Unhandled exception. System.TimeoutException: A timeout occurred after 30000ms selecting a server using CompositeServerSelector{ Selectors = MongoDB.Driver.MongoClient+AreSessionsSupportedServerSelector, LatencyLimitingServerSelector{ AllowedLatencyRange = 00:00:00.0150000 } }. Client view of cluster state is { ClusterId : "1", ConnectionMode : "ReplicaSet", Type : "ReplicaSet", State : "Disconnected", Servers : [{ ServerId: "{ ClusterId : 1, EndPoint : "Unspecified/" }", EndPoint: "Unspecified/", ReasonChanged: "Heartbeat", State: "Disconnected", ServerVersion: , TopologyVersion: , Type: "Unknown", HeartbeatException: "MongoDB.Driver.MongoConnectionException: An exception occurred while opening a connection to the server.
 ---> System.IO.IOException:  Received an unexpected EOF or 0 bytes from the transport stream.
... stack trace ...

The root cause of this problem is a TLS cipher suite mismatch.

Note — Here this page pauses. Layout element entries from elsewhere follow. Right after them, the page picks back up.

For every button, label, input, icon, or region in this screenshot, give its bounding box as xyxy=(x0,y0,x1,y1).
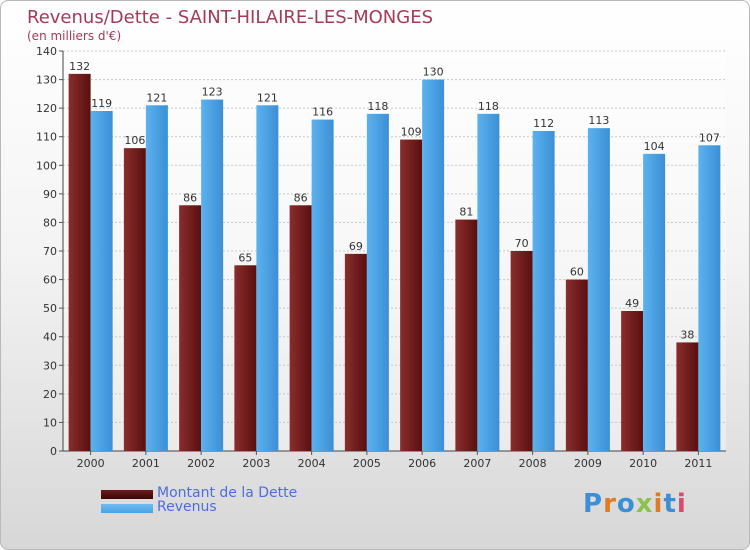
bar-dette xyxy=(621,311,644,451)
data-label-revenus: 113 xyxy=(588,114,609,127)
x-tick-label: 2007 xyxy=(463,457,491,470)
proxiti-logo: Proxiti xyxy=(583,489,687,519)
bar-revenus xyxy=(477,113,500,451)
data-label-revenus: 130 xyxy=(423,66,444,79)
x-tick-label: 2002 xyxy=(187,457,215,470)
logo-letter: i xyxy=(676,489,687,519)
data-label-dette: 81 xyxy=(459,206,473,219)
y-tick-label: 50 xyxy=(43,302,57,315)
logo-letter: o xyxy=(616,489,636,519)
y-tick-label: 130 xyxy=(36,74,57,87)
bar-dette xyxy=(400,139,423,452)
bar-revenus xyxy=(422,79,445,452)
chart-title: Revenus/Dette - SAINT-HILAIRE-LES-MONGES xyxy=(27,7,434,28)
data-label-dette: 70 xyxy=(515,237,529,250)
x-tick-label: 2001 xyxy=(132,457,160,470)
y-tick-label: 100 xyxy=(36,159,57,172)
chart-subtitle: (en milliers d'€) xyxy=(27,29,122,43)
data-label-dette: 38 xyxy=(680,328,694,341)
data-label-dette: 86 xyxy=(294,191,308,204)
x-tick-label: 2004 xyxy=(298,457,326,470)
data-label-revenus: 121 xyxy=(146,91,167,104)
logo-letter: t xyxy=(663,489,677,519)
x-tick-label: 2009 xyxy=(574,457,602,470)
data-label-dette: 106 xyxy=(124,134,145,147)
bar-dette xyxy=(289,205,312,451)
x-tick-label: 2000 xyxy=(77,457,105,470)
y-tick-label: 10 xyxy=(43,416,57,429)
bar-dette xyxy=(179,205,202,451)
bar-revenus xyxy=(145,105,168,452)
data-label-revenus: 119 xyxy=(91,97,112,110)
bar-revenus xyxy=(201,99,224,452)
y-tick-label: 80 xyxy=(43,216,57,229)
data-label-revenus: 116 xyxy=(312,106,333,119)
legend-label-dette: Montant de la Dette xyxy=(157,485,298,501)
data-label-revenus: 121 xyxy=(257,91,278,104)
y-tick-label: 20 xyxy=(43,388,57,401)
bar-dette xyxy=(234,265,257,451)
x-tick-label: 2003 xyxy=(242,457,270,470)
data-label-revenus: 112 xyxy=(533,117,554,130)
y-tick-label: 40 xyxy=(43,331,57,344)
legend-label-revenus: Revenus xyxy=(157,499,217,515)
bar-revenus xyxy=(256,105,279,452)
legend-swatch-dette xyxy=(101,490,153,499)
x-tick-label: 2008 xyxy=(519,457,547,470)
data-label-dette: 86 xyxy=(183,191,197,204)
data-label-dette: 49 xyxy=(625,297,639,310)
data-label-revenus: 107 xyxy=(699,131,720,144)
data-label-revenus: 104 xyxy=(644,140,665,153)
logo-letter: x xyxy=(635,489,654,519)
x-tick-label: 2006 xyxy=(408,457,436,470)
bar-revenus xyxy=(311,119,334,452)
data-label-dette: 69 xyxy=(349,240,363,253)
bar-dette xyxy=(510,251,533,451)
y-tick-label: 110 xyxy=(36,131,57,144)
logo-letter: i xyxy=(653,489,664,519)
bar-revenus xyxy=(366,113,389,451)
bar-dette xyxy=(565,279,588,451)
y-tick-label: 30 xyxy=(43,359,57,372)
y-tick-label: 140 xyxy=(36,45,57,58)
y-tick-label: 60 xyxy=(43,274,57,287)
x-tick-label: 2011 xyxy=(684,457,712,470)
bar-revenus xyxy=(698,145,721,452)
logo-letter: P xyxy=(583,489,604,519)
bar-dette xyxy=(344,253,367,451)
data-label-revenus: 118 xyxy=(367,100,388,113)
y-tick-label: 120 xyxy=(36,102,57,115)
bar-revenus xyxy=(587,128,610,451)
data-label-dette: 60 xyxy=(570,266,584,279)
bar-dette xyxy=(455,219,478,451)
data-label-revenus: 123 xyxy=(202,86,223,99)
y-tick-label: 70 xyxy=(43,245,57,258)
bar-revenus xyxy=(643,153,666,451)
data-label-dette: 109 xyxy=(401,126,422,139)
legend-swatch-revenus xyxy=(101,504,153,513)
bar-dette xyxy=(676,342,699,451)
logo-letter: r xyxy=(603,489,617,519)
bar-revenus xyxy=(90,111,113,451)
bar-dette xyxy=(123,148,146,451)
x-tick-label: 2010 xyxy=(629,457,657,470)
y-tick-label: 0 xyxy=(50,445,57,458)
bar-dette xyxy=(68,73,91,451)
data-label-dette: 132 xyxy=(69,60,90,73)
y-tick-label: 90 xyxy=(43,188,57,201)
data-label-dette: 65 xyxy=(238,251,252,264)
bar-revenus xyxy=(532,131,555,451)
x-tick-label: 2005 xyxy=(353,457,381,470)
data-label-revenus: 118 xyxy=(478,100,499,113)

Atlas clusters running MongoDB 4.0 and earlier only support RSA ciphers. Atlas clusters running MongoDB 4.2 and later support both RSA and ECDHE ciphers.

On Linux, .NET Core 3.1 and earlier use any cipher suite supported by OpenSSL for key exchange including RSA and ECDHE ciphers. Starting in .NET 5, Microsoft hardended the default TLS configuration to only allow ECDHE ciphers for key exchange. If you explicitly configure OpenSSL to allow the RSA cipher for key exchange, .NET 5.0 will respect it, but it will not use it by default. You can find out more in Default TLS cipher suites for .NET on Linux.

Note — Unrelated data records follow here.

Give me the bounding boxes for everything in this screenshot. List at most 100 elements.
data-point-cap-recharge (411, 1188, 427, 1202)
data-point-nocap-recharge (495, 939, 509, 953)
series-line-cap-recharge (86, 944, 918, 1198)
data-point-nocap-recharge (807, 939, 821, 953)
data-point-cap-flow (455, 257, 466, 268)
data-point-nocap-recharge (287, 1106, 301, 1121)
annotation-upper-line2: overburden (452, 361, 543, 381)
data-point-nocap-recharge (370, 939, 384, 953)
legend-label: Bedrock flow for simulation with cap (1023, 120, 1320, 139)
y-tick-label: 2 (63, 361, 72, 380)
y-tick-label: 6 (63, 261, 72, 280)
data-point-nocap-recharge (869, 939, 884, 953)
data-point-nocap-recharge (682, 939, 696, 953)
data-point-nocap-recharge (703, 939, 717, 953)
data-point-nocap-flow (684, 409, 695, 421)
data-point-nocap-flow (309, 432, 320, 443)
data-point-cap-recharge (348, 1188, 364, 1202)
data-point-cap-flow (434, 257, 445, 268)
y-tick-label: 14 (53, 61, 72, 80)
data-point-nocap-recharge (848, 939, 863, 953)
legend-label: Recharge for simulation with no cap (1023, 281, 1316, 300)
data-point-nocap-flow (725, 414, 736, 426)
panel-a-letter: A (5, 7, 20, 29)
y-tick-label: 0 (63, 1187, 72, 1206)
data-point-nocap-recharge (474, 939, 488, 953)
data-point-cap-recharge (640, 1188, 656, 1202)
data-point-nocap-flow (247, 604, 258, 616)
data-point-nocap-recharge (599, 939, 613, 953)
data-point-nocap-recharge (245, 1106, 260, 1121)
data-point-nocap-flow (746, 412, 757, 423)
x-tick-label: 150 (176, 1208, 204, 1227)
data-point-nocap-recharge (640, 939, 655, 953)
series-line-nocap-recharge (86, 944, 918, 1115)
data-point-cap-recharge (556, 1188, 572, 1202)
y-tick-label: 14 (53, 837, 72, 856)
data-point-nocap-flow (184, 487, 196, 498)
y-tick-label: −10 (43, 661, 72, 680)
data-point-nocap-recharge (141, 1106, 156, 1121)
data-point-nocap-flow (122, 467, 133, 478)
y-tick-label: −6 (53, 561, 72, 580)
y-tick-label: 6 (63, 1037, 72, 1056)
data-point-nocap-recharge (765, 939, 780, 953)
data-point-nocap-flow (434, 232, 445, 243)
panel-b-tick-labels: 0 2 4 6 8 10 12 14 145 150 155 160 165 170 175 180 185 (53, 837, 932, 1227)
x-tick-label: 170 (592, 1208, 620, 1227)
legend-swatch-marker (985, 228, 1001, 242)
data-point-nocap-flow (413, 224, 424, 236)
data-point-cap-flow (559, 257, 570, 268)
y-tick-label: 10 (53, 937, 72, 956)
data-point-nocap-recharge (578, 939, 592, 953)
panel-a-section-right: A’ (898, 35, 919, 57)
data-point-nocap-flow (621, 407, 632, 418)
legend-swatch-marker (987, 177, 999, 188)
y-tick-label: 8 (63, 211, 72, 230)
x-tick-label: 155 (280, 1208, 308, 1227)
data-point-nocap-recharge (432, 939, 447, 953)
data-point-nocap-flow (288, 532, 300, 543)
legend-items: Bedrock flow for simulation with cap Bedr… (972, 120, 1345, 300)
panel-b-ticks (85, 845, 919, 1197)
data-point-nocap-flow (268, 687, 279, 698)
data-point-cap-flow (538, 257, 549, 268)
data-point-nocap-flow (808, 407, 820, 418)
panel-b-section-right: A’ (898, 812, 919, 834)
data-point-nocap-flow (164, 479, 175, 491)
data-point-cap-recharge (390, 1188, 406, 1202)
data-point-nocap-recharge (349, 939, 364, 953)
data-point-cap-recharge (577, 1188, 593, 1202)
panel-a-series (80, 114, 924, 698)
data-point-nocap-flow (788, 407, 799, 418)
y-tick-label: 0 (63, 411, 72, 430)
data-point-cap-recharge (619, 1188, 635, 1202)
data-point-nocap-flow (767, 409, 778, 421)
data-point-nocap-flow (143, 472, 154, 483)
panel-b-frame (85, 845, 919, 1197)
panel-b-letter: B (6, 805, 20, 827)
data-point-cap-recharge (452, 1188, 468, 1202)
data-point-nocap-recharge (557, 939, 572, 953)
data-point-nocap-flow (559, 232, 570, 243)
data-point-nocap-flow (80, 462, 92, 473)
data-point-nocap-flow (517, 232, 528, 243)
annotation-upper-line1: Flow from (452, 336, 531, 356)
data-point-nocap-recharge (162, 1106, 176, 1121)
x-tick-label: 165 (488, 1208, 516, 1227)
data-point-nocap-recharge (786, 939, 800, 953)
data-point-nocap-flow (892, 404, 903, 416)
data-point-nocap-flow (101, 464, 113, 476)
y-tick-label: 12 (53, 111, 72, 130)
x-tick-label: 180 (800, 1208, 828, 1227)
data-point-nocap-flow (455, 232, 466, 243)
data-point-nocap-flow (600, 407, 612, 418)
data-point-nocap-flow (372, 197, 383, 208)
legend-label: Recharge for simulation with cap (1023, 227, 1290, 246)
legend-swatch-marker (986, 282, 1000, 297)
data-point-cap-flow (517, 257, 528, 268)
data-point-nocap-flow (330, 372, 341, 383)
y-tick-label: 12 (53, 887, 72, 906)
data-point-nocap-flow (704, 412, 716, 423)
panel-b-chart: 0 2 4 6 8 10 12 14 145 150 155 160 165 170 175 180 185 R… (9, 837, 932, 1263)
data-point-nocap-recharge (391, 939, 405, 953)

A .NET 5 (or later) application on Linux will only support ECDHE ciphers by default, but a MongoDB 4.0 (or earlier) Atlas cluster will only support RSA ciphers. The client and server were unable to negotiate a common cipher for key exchange, which results in the TLS handshake failing and the above EOF error message being returned.

To resolve this issue, either connect to a MongoDB 4.2 (or later) Atlas cluster (recommended) or configure .NET 5 (or later) to allow RSA ciphers (not recommended).